Simplement habillé d'une tenue noire, ses longs cheveux, en partie retenus en queue de cheval sur le haut de son crâne, suivent les mouvements qu'il s'impose.

Malgré toute la rigueur qui dirige son corps, il semble voler, apprivoisant l'espace, domptant jusqu'à l'air qui l'entoure.

Mes yeux ne peuvent se détacher de cet enivrant spectacle et je me perds lentement dans cette contemplation.

Il saute et effectue un demi-tour sur lui-même avant de retomber sur ses pieds, bien ancrés dans le sol, le bras tendu devant lui, ferme, dont sa lame en termine la prolongation.

Le souffle coupé, je n'ose bouger, incapable de dévier mon regard de son dos.

Après quelques secondes sans bouger, son corps tout entier se détend. Il lance négligemment son arme à son aide avant de se retourner et de regarder dans ma direction.

Surprise et loin de m'imaginer être découverte en train de le détailler, je sursaute, recule et me cache derrière le rideau.

Je maudis mon manque de réflexe et assassine mentalement ma négligence.

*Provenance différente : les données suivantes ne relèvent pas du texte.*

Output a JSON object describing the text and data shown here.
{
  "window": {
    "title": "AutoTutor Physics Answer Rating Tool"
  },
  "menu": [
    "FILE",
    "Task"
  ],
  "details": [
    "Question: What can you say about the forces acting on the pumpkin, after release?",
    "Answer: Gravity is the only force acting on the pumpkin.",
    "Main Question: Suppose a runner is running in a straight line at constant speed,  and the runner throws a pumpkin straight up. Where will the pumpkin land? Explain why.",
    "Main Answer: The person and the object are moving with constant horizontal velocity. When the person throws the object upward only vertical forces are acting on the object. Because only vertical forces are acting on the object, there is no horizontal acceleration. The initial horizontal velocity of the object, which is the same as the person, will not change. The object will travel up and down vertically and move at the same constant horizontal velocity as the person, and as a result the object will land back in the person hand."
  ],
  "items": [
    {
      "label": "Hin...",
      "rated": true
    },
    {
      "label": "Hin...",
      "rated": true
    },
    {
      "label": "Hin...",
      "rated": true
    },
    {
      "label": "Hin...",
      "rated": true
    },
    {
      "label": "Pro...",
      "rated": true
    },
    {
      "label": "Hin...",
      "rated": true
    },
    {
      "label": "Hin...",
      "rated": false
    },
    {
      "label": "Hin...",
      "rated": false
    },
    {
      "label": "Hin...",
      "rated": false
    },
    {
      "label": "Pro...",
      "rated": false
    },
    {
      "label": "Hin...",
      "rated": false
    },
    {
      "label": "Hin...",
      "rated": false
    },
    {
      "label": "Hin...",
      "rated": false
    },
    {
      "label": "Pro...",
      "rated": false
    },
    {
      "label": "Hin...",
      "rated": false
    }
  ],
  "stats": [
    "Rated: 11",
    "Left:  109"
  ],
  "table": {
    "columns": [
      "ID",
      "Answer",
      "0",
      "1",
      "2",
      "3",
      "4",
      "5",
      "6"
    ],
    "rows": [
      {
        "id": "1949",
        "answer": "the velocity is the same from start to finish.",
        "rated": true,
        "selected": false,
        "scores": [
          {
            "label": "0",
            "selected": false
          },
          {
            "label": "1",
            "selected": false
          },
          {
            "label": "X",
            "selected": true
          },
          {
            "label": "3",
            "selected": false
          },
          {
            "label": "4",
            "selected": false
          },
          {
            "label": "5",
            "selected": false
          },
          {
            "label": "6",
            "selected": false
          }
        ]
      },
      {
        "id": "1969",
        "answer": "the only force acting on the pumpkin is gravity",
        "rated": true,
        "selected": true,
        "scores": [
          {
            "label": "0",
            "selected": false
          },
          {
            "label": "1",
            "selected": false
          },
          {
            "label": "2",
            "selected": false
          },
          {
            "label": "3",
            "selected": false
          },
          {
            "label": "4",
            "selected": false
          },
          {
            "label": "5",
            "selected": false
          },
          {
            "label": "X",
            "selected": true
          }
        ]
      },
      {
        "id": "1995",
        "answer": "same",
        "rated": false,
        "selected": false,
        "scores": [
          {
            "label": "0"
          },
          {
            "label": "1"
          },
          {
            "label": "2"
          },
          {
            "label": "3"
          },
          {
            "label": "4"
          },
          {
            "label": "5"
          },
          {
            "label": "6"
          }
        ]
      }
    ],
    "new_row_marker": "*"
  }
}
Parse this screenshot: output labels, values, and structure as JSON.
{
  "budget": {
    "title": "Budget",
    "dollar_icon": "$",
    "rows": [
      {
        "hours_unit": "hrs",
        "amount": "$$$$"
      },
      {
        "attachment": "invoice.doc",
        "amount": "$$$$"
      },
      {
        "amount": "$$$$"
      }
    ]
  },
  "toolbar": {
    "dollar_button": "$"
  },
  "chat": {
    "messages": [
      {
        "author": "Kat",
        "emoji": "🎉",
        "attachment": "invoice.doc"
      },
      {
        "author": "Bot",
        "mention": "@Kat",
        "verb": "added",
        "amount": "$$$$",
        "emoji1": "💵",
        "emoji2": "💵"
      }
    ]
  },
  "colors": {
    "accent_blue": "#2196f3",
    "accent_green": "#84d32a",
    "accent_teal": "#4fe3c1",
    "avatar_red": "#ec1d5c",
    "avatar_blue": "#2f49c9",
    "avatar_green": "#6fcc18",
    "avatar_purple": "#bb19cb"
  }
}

Je retourne vers ma boite et y dépose ma fleur avant qu'elle ne pâtisse de mes sursauts d'émotions.

Lorsque je reviens prudemment vers la fenêtre, ils ne sont plus là.

Comment ont-ils fait pour disparaître aussi vite ?

Puis, comme si la brume magique d'un rêve venait de se dissiper, les problèmes que j'avais pendant quelques secondes oubliées, reviennent à la charge.

Je soupire de frustration et m'ordonne de prendre une décision. Je dois aller voir mon père et discuter avec lui. Je dois connaître son opinion afin d'opter pour une stratégie efficace.

Je ne dois compter que sur moi-même !

Forte de mes convictions, je descends avec précaution jusqu'à son bureau.

Face à cette double porte, je rassemble toutes mes forces et m'apprête à toquer quand la voix de mon frère aîné résonne derrière celle-ci. Ma main se stoppe net lorsque je reconnais le prénom de mon petit frère prononcé avec vigueur.

Que manigance-t-il encore ?

Autant apeurée qu'intriguée, je reste immobile et tends l'oreille.